CVE-2025-67743 is a Server-Side Request Forgery (SSRF) vulnerability identified in the LearningCircuit product local-deep-research, specifically affecting versions from 1.3.0 up to but not including 1.3.9. The vulnerability stems from the download_service.py component making HTTP requests using raw requests.get() calls without leveraging the application's built-in SSRF protections implemented in safe_requests.py. This design flaw allows an attacker who can interact with the API to submit crafted URLs that the server will fetch, potentially accessing internal network resources that are otherwise inaccessible externally. Critical targets include cloud provider metadata endpoints such as those from AWS, Google Cloud Platform, and Microsoft Azure, which can expose sensitive credentials or configuration data. The vulnerability requires the attacker to have at least low-level privileges to interact with the API but does not require user interaction beyond that. The attack complexity is high due to the need to craft specific requests and potentially bypass surrounding network controls. The vulnerability impacts confidentiality by exposing sensitive internal resources but does not affect integrity or availability directly. The issue was publicly disclosed on December 23, 2025, with a CVSS v3.1 base score of 6.3, categorized as medium severity. No known exploits have been reported in the wild, but the risk remains significant due to the potential exposure of cloud metadata services. The vendor addressed the vulnerability in version 1.3.9 by ensuring all HTTP requests utilize the safe_requests.py protections to prevent SSRF attacks.
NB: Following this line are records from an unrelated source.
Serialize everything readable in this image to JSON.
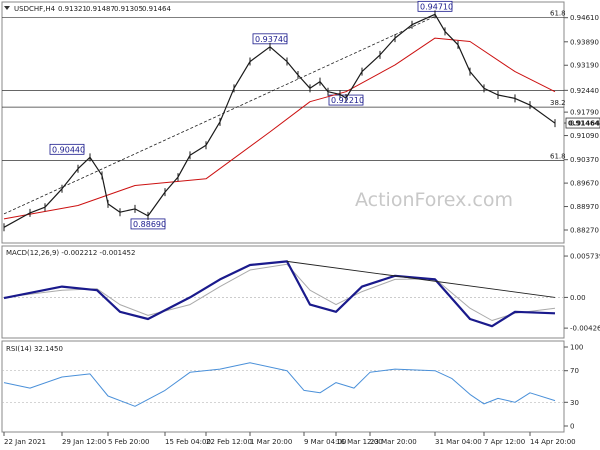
{
  "chart_data": [
    {
      "type": "line",
      "panel": "price",
      "symbol": "USDCHF,H4",
      "ohlc": [
        "0.91321",
        "0.91487",
        "0.91305",
        "0.91464"
      ],
      "y_ticks": [
        "0.94610",
        "0.93890",
        "0.93190",
        "0.92440",
        "0.91790",
        "0.91464",
        "0.91090",
        "0.90370",
        "0.89670",
        "0.88970",
        "0.88270"
      ],
      "ylim": [
        0.8818,
        0.9478
      ],
      "current_price": "0.91464",
      "fib_labels": [
        "61.8",
        "38.2",
        "61.8"
      ],
      "fib_levels": [
        0.9461,
        0.9194,
        0.9035
      ],
      "horizontal_lines": [
        0.9461,
        0.9244,
        0.9194,
        0.9035
      ],
      "trendline": {
        "from": [
          "22 Jan 2021",
          0.8875
        ],
        "to": [
          "31 Mar 04:00",
          0.9465
        ]
      },
      "swing_labels": [
        {
          "text": "0.90440",
          "value": 0.9044,
          "date": "2 Feb"
        },
        {
          "text": "0.88690",
          "value": 0.8869,
          "date": "12 Feb"
        },
        {
          "text": "0.93740",
          "value": 0.9374,
          "date": "3 Mar"
        },
        {
          "text": "0.92210",
          "value": 0.9221,
          "date": "18 Mar"
        },
        {
          "text": "0.94710",
          "value": 0.9471,
          "date": "31 Mar"
        }
      ],
      "series": [
        {
          "name": "price",
          "color": "#1a1a1a",
          "x": [
            "22 Jan",
            "25 Jan",
            "27 Jan",
            "29 Jan",
            "1 Feb",
            "2 Feb",
            "4 Feb",
            "5 Feb",
            "8 Feb",
            "10 Feb",
            "12 Feb",
            "15 Feb",
            "17 Feb",
            "19 Feb",
            "22 Feb",
            "24 Feb",
            "26 Feb",
            "1 Mar",
            "3 Mar",
            "5 Mar",
            "8 Mar",
            "10 Mar",
            "12 Mar",
            "15 Mar",
            "17 Mar",
            "18 Mar",
            "22 Mar",
            "24 Mar",
            "26 Mar",
            "29 Mar",
            "31 Mar",
            "1 Apr",
            "3 Apr",
            "5 Apr",
            "7 Apr",
            "9 Apr",
            "12 Apr",
            "14 Apr",
            "16 Apr"
          ],
          "values": [
            0.8835,
            0.8878,
            0.8895,
            0.895,
            0.901,
            0.9044,
            0.899,
            0.8905,
            0.888,
            0.889,
            0.8869,
            0.894,
            0.8985,
            0.905,
            0.908,
            0.915,
            0.925,
            0.933,
            0.9374,
            0.933,
            0.929,
            0.925,
            0.927,
            0.924,
            0.9232,
            0.9221,
            0.93,
            0.935,
            0.94,
            0.944,
            0.9471,
            0.942,
            0.938,
            0.93,
            0.925,
            0.923,
            0.922,
            0.92,
            0.9146
          ]
        },
        {
          "name": "moving average",
          "color": "#cc1111",
          "x": [
            "22 Jan",
            "1 Feb",
            "10 Feb",
            "22 Feb",
            "3 Mar",
            "10 Mar",
            "18 Mar",
            "26 Mar",
            "31 Mar",
            "5 Apr",
            "12 Apr",
            "16 Apr"
          ],
          "values": [
            0.886,
            0.89,
            0.896,
            0.898,
            0.912,
            0.921,
            0.924,
            0.932,
            0.94,
            0.939,
            0.93,
            0.924
          ]
        }
      ]
    },
    {
      "type": "line",
      "panel": "macd",
      "title": "MACD(12,26,9) -0.002212 -0.001452",
      "y_ticks": [
        "0.005739",
        "0.00",
        "-0.004261"
      ],
      "ylim": [
        -0.0048,
        0.0063
      ],
      "series": [
        {
          "name": "MACD",
          "color": "#1a1a8c",
          "x": [
            "22 Jan",
            "29 Jan",
            "3 Feb",
            "8 Feb",
            "12 Feb",
            "19 Feb",
            "24 Feb",
            "1 Mar",
            "5 Mar",
            "10 Mar",
            "16 Mar",
            "22 Mar",
            "26 Mar",
            "31 Mar",
            "5 Apr",
            "8 Apr",
            "12 Apr",
            "16 Apr"
          ],
          "values": [
            -0.0001,
            0.0015,
            0.001,
            -0.002,
            -0.003,
            0.0,
            0.0025,
            0.0045,
            0.005,
            -0.001,
            -0.002,
            0.0015,
            0.003,
            0.0025,
            -0.003,
            -0.004,
            -0.002,
            -0.0022
          ]
        },
        {
          "name": "signal",
          "color": "#aaaaaa",
          "x": [
            "22 Jan",
            "29 Jan",
            "3 Feb",
            "8 Feb",
            "12 Feb",
            "19 Feb",
            "24 Feb",
            "1 Mar",
            "5 Mar",
            "10 Mar",
            "16 Mar",
            "22 Mar",
            "26 Mar",
            "31 Mar",
            "5 Apr",
            "8 Apr",
            "12 Apr",
            "16 Apr"
          ],
          "values": [
            0.0,
            0.001,
            0.0012,
            -0.001,
            -0.0025,
            -0.001,
            0.0015,
            0.0038,
            0.0046,
            0.001,
            -0.001,
            0.0008,
            0.0025,
            0.0026,
            -0.0015,
            -0.0032,
            -0.0022,
            -0.0015
          ]
        }
      ],
      "trendline": {
        "from": [
          "5 Mar",
          0.005
        ],
        "to": [
          "16 Apr",
          0.0
        ]
      }
    },
    {
      "type": "line",
      "panel": "rsi",
      "title": "RSI(14) 32.1450",
      "y_ticks": [
        "100",
        "70",
        "30",
        "0"
      ],
      "ylim": [
        0,
        100
      ],
      "series": [
        {
          "name": "RSI",
          "color": "#4a90d9",
          "x": [
            "22 Jan",
            "25 Jan",
            "29 Jan",
            "2 Feb",
            "5 Feb",
            "10 Feb",
            "15 Feb",
            "19 Feb",
            "24 Feb",
            "1 Mar",
            "5 Mar",
            "9 Mar",
            "12 Mar",
            "16 Mar",
            "19 Mar",
            "23 Mar",
            "26 Mar",
            "31 Mar",
            "2 Apr",
            "5 Apr",
            "7 Apr",
            "9 Apr",
            "12 Apr",
            "14 Apr",
            "16 Apr"
          ],
          "values": [
            55,
            48,
            62,
            66,
            38,
            25,
            45,
            68,
            72,
            80,
            70,
            45,
            42,
            55,
            48,
            68,
            72,
            70,
            60,
            40,
            28,
            35,
            30,
            42,
            32.145
          ]
        }
      ]
    }
  ],
  "x_ticks": [
    "22 Jan 2021",
    "29 Jan 12:00",
    "5 Feb 20:00",
    "15 Feb 04:00",
    "22 Feb 12:00",
    "1 Mar 20:00",
    "9 Mar 04:00",
    "16 Mar 12:00",
    "23 Mar 20:00",
    "31 Mar 04:00",
    "7 Apr 12:00",
    "14 Apr 20:00"
  ],
  "watermark": "ActionForex.com",
  "colors": {
    "price": "#1a1a1a",
    "ma": "#cc1111",
    "macd": "#1a1a8c",
    "signal": "#aaaaaa",
    "rsi": "#4a90d9",
    "label_box": "#1a1a8c"
  }
}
For European organizations, this SSRF vulnerability poses a significant risk to confidentiality, particularly for those deploying local-deep-research in environments with access to sensitive internal services or cloud infrastructure. Exploitation could lead to unauthorized disclosure of cloud metadata, which often contains temporary credentials or tokens that can be leveraged for lateral movement or privilege escalation within cloud environments. This is especially critical for organizations relying on AWS, GCP, or Azure, as exposure of metadata endpoints can compromise entire cloud workloads. Internal network reconnaissance enabled by SSRF can also facilitate further attacks against internal services, increasing the attack surface. Given the AI assistant's role in research, organizations in sectors such as academia, finance, healthcare, and government may be targeted due to the sensitivity of their data and research outputs. The medium CVSS score reflects moderate ease of exploitation combined with significant confidentiality impact. The absence of known exploits reduces immediate risk but does not eliminate it, especially as attackers may develop exploits post-disclosure. Failure to patch or mitigate this vulnerability could lead to data breaches, regulatory non-compliance under GDPR, and reputational damage.
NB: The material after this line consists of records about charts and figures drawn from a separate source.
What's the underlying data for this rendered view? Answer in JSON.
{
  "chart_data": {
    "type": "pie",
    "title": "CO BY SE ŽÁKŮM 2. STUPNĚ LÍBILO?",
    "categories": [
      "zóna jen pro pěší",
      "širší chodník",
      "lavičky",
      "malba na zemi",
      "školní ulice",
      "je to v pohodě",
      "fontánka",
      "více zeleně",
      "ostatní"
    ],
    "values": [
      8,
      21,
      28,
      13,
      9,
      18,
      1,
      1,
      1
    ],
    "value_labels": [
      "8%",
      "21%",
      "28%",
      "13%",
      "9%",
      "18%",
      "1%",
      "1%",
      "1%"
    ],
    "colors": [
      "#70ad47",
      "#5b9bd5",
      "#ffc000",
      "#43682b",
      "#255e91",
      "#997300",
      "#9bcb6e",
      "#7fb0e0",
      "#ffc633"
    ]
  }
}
European organizations should immediately upgrade local-deep-research to version 1.3.9 or later, where the SSRF vulnerability has been patched. If immediate upgrading is not feasible, implement strict network egress filtering to block outbound HTTP requests from the application server to internal IP ranges and cloud metadata IP addresses (e.g., 169.254.169.254 for AWS). Employ application-layer firewall rules or API gateways to validate and sanitize URLs submitted to the download service, ensuring only trusted domains are reachable. Conduct thorough code reviews and penetration testing focusing on SSRF vectors within the application. Monitor logs for unusual outbound requests or access patterns indicative of SSRF exploitation attempts. Additionally, restrict API access to trusted users and enforce strong authentication and authorization controls to limit the attack surface. For cloud environments, implement metadata service protections such as AWS IMDSv2 or equivalent to reduce risk from SSRF attacks. Finally, maintain an incident response plan tailored to SSRF exploitation scenarios.